Article  9. Hydrolysis
 For purposes of this article, the following definitions shall apply:
(1) “Hydrolysis facility” means a building or structure containing one or more chambers for the reduction of bodies of deceased persons by alkaline hydrolysis.
(2) “Hydrolysis chamber” means the enclosed space within which the hydrolysis of human remains is performed and any other attached, nonenclosed, mechanical components that are necessary for the safe and proper functioning of the equipment. Allowable hydrolysis chambers for the disposition of human remains shall meet or exceed State Department of Public Health and federal Centers for Disease Control and Prevention requirements for complete destruction of human pathogens.
(3) “Hydrolysis container” means a hydrolyzable closed container resistant to leakage of bodily fluids into which the body of a deceased person is placed prior to insertion in a hydrolysis chamber for alkaline hydrolysis.
(4) “Hydrolyzed remains” means bone fragments of a human body that are left after hydrolysis in a hydrolysis facility. “Hydrolyzed remains” does not include foreign materials, pacemakers, or prostheses.
(5) “Hydrolyzed remains container” means a receptacle in which hydrolyzed remains are placed after hydrolysis.
(6) “Hydrolysis” means the process by which the following three steps are taken:
(A) The reduction of the body of a deceased person to its essential chemical components by alkaline hydrolysis. Alkaline hydrolysis is a chemical process using heat or heat and applied pressure, water, and potassium hydroxide or sodium hydroxide to dissolve human tissue within a hydrolysis container.
(B) Wherever possible, the least amount of potassium hydroxide that is still effective for complete dissolution of the remains shall be used within the hydrolysis container, to minimize the downstream environmental impact of the effluent and to maximize worker safety.
(C) The processing of the remains after removal from the hydrolysis chamber pursuant to Section 7010.3 of the Health and Safety Code.
 (a) Nothing in this chapter, Chapter 12, or any other law, shall be construed to prohibit a hydrolysis facility from engaging in the practice of alkaline hydrolysis of human remains when authorized as part of the pilot program authorized by this section.
(b) The bureau is authorized to issue a limited crematory license to a hydrolysis facility subject to the following:
(1) The bureau may issue limited crematory licenses to no more than five hydrolysis facilities.
(2) Each hydrolysis facility shall meet the following requirements:
(A) The hydrolysis facility shall be managed by a licensed crematory manager, who has been certified as having received training by the hydrolysis manufacturer, as approved by the bureau.
(B) The hydrolysis facility shall comply with all applicable water treatment and wastewater control laws.
(C) The hydrolysis facility shall present to the bureau any locally required permits for business operations and appropriate state tax documentation.

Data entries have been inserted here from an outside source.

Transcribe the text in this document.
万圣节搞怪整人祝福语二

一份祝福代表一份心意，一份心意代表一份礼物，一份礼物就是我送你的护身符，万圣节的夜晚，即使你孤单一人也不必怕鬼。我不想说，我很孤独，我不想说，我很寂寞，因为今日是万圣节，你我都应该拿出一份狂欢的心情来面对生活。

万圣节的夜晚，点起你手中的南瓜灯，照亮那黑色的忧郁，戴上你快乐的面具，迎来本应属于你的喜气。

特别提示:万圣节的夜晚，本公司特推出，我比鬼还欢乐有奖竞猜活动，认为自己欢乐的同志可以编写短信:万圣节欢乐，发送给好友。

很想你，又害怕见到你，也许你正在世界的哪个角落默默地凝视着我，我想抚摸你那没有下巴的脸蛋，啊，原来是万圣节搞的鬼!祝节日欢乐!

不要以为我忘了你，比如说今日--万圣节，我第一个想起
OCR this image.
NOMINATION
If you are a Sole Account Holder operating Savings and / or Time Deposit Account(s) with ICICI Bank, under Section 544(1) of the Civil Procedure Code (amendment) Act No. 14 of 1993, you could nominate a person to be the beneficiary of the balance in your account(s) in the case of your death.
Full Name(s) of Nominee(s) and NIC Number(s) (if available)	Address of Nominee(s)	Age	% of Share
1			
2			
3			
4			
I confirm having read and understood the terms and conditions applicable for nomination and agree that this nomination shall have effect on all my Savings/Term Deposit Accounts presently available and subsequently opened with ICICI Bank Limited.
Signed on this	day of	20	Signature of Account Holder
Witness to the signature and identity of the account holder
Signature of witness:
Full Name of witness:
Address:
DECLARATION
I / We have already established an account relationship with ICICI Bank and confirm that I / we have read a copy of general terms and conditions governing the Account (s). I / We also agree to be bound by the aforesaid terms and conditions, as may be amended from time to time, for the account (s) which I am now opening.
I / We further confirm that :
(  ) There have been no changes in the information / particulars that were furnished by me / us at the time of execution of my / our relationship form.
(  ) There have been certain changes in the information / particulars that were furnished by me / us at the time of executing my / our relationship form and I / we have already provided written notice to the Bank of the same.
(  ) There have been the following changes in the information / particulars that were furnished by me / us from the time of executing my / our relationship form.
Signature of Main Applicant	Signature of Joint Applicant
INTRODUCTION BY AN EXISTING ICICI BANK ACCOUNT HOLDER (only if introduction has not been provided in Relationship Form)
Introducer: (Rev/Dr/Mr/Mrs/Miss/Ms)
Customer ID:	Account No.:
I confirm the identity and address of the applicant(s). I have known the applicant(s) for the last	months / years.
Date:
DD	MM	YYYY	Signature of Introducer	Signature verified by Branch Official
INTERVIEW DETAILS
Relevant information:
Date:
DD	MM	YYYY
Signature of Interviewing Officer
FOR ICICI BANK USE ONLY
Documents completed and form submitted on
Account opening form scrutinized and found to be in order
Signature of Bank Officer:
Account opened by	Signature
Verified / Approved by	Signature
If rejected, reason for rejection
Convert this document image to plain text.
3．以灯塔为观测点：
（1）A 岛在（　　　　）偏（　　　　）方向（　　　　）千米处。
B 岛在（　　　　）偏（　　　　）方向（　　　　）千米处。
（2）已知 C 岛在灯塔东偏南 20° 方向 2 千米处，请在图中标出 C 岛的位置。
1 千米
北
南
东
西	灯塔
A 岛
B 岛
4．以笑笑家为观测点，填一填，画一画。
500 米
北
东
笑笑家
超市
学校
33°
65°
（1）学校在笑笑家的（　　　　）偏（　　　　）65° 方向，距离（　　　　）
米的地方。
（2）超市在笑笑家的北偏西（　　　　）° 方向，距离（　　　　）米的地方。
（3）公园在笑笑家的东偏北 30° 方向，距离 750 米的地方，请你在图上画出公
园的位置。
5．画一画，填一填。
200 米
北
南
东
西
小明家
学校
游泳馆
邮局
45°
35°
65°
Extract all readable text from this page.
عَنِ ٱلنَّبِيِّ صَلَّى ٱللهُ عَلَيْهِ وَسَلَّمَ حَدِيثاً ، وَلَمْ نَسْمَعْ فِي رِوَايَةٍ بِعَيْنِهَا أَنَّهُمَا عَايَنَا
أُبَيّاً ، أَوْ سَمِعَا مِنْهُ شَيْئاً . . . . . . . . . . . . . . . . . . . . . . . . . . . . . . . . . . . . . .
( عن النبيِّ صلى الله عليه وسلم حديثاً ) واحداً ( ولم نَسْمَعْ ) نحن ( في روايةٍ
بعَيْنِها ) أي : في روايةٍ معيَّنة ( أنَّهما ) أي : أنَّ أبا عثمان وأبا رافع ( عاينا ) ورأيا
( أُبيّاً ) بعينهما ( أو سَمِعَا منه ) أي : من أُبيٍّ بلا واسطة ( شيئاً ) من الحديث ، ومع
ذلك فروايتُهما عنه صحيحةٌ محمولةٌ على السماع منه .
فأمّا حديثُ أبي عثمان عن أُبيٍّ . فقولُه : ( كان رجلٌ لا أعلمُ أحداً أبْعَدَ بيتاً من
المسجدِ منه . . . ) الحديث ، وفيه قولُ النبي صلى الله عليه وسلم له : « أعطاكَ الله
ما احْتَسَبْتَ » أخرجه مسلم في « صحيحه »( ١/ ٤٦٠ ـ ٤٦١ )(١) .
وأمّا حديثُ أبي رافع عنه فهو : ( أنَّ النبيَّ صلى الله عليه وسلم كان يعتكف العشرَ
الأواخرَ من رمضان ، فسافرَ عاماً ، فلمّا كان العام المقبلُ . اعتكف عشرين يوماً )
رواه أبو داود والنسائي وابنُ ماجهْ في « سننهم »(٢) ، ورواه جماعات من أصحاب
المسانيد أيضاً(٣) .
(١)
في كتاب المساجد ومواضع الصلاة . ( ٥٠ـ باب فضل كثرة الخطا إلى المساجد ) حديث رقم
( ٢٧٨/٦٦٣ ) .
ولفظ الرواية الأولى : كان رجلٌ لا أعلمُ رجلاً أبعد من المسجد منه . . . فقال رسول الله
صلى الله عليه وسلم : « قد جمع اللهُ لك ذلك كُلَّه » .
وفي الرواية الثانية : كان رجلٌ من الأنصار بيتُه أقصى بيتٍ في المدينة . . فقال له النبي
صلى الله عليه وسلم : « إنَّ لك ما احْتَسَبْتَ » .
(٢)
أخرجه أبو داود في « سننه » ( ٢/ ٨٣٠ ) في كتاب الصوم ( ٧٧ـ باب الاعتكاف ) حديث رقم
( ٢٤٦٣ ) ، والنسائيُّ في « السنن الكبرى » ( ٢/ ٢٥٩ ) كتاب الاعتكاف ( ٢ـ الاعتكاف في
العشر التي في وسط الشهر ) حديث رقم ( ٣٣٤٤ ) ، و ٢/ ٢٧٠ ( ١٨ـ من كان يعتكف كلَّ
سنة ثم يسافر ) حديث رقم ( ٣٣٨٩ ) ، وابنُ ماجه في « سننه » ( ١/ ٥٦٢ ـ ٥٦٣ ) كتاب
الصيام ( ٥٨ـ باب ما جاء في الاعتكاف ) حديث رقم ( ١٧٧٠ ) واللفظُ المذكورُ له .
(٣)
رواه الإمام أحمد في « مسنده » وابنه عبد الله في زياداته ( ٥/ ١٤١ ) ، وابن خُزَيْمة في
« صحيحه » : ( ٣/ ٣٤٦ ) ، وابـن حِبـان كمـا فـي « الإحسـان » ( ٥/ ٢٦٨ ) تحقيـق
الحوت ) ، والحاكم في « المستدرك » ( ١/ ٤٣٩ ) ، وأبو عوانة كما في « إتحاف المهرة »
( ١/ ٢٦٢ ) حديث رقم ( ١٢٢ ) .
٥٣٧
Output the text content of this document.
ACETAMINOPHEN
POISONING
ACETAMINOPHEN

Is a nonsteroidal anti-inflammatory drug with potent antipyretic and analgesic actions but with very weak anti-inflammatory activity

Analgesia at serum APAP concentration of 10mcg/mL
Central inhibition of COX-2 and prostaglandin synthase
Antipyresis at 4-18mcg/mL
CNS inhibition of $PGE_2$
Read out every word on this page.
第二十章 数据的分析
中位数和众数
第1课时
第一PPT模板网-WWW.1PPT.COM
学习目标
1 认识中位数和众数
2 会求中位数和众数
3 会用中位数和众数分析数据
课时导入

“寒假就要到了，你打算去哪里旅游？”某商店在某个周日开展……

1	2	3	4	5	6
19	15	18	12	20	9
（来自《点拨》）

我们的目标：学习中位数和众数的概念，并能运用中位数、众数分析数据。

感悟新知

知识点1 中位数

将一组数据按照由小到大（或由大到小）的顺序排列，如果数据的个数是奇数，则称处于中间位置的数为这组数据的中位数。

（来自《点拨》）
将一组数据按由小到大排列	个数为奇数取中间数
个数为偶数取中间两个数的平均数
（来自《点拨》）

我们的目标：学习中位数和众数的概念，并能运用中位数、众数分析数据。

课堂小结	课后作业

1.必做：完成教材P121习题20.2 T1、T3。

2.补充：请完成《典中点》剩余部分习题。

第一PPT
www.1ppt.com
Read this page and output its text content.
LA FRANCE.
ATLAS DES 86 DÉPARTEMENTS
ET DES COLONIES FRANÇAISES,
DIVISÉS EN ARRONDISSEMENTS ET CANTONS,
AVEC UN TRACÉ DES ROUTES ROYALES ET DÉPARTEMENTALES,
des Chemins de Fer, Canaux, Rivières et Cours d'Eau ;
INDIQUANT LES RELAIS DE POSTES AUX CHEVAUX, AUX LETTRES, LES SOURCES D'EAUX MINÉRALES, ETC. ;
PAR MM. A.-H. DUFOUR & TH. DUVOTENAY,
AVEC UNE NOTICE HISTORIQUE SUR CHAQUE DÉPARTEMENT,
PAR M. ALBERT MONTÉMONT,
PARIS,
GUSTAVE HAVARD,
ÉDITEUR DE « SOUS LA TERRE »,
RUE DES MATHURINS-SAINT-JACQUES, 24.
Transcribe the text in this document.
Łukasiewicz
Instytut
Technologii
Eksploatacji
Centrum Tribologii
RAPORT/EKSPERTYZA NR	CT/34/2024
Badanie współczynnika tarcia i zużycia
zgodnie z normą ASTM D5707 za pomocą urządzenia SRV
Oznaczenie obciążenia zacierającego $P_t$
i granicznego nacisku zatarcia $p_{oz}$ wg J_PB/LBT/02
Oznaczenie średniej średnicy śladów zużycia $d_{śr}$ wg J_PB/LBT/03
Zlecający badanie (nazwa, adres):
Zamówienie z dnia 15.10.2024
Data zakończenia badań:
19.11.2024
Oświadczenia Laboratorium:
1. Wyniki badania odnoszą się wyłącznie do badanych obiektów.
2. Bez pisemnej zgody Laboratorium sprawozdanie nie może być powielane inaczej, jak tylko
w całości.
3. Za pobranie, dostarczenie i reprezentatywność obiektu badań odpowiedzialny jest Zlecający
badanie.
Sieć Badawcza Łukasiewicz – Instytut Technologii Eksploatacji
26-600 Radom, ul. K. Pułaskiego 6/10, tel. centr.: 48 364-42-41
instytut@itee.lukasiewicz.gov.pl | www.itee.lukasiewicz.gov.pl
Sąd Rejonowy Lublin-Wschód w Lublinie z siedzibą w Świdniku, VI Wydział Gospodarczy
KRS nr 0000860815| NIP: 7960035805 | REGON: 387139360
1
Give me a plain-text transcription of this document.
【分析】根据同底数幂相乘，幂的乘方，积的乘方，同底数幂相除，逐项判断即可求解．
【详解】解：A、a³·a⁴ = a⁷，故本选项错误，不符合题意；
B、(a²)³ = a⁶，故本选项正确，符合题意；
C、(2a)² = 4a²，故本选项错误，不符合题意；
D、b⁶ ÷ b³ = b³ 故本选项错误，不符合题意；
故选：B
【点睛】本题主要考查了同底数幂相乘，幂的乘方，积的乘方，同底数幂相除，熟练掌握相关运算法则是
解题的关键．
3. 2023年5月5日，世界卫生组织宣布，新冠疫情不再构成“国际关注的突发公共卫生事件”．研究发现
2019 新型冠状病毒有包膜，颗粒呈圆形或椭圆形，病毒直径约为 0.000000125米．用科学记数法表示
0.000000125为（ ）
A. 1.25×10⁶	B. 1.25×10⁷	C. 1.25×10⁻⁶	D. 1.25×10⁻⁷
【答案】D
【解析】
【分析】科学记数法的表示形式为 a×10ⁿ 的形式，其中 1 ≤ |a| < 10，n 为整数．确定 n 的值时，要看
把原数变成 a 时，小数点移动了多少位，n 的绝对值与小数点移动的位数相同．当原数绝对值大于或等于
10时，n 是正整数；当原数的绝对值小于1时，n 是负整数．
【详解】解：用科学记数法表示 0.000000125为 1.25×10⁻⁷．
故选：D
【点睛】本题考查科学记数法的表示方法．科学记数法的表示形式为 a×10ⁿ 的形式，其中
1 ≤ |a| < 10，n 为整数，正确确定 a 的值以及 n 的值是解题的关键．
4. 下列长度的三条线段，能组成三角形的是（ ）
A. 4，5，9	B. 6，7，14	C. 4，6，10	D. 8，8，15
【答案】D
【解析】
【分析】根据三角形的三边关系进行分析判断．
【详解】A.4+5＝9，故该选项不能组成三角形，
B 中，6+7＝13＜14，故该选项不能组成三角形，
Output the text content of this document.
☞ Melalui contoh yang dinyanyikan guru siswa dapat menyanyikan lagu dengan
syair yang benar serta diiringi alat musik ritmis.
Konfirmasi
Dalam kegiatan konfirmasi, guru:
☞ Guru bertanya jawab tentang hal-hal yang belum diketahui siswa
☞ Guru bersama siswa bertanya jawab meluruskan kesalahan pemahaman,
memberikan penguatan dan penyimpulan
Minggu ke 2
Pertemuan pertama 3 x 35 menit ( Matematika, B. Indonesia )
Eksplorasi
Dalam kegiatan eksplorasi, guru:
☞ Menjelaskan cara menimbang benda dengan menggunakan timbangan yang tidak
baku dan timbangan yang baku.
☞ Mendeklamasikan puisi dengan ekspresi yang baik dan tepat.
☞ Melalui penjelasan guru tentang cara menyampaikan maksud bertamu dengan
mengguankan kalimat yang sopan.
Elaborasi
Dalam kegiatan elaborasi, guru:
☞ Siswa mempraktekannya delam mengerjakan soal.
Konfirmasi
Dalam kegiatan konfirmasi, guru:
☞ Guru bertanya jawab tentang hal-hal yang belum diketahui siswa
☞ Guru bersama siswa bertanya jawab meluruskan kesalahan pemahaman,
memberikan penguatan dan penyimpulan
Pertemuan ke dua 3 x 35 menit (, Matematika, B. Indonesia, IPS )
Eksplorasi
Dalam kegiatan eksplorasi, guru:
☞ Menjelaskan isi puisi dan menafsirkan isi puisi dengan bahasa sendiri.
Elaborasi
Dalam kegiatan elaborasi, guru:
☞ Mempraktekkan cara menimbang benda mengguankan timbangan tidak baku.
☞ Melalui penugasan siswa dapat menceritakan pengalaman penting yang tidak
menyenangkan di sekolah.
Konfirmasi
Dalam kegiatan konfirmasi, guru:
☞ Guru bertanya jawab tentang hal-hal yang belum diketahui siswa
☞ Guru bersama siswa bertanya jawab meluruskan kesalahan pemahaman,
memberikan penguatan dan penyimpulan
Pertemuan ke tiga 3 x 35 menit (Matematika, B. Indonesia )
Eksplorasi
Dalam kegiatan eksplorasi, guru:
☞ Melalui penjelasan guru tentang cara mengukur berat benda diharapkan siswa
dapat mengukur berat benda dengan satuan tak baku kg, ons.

(c) A licensed hydrolysis facility shall submit to annual inspections by the bureau and any certified uniform program agency. The facility may be additionally inspected at any time by the bureau.
(d) Article 6.5 (commencing with Section 9740) and Article 8 (commencing with Section 9780) shall apply to the hydrolysis of human remains authorized through the pilot program by this section.
 The requirements of Division 7 (commencing with Section 7000) of the Health and Safety Code apply to this article as follows:
(1) The requirements related to the operation of crematories apply to a hydrolysis facility authorized by this article.
(2) The requirements related to cremated remains shall apply to hydrolyzed remains authorized by this article.
 This article shall remain in effect only until January 1, 2020, and as of that date is repealed, unless a later enacted statute, that is enacted before January 1, 2020, deletes or extends that date.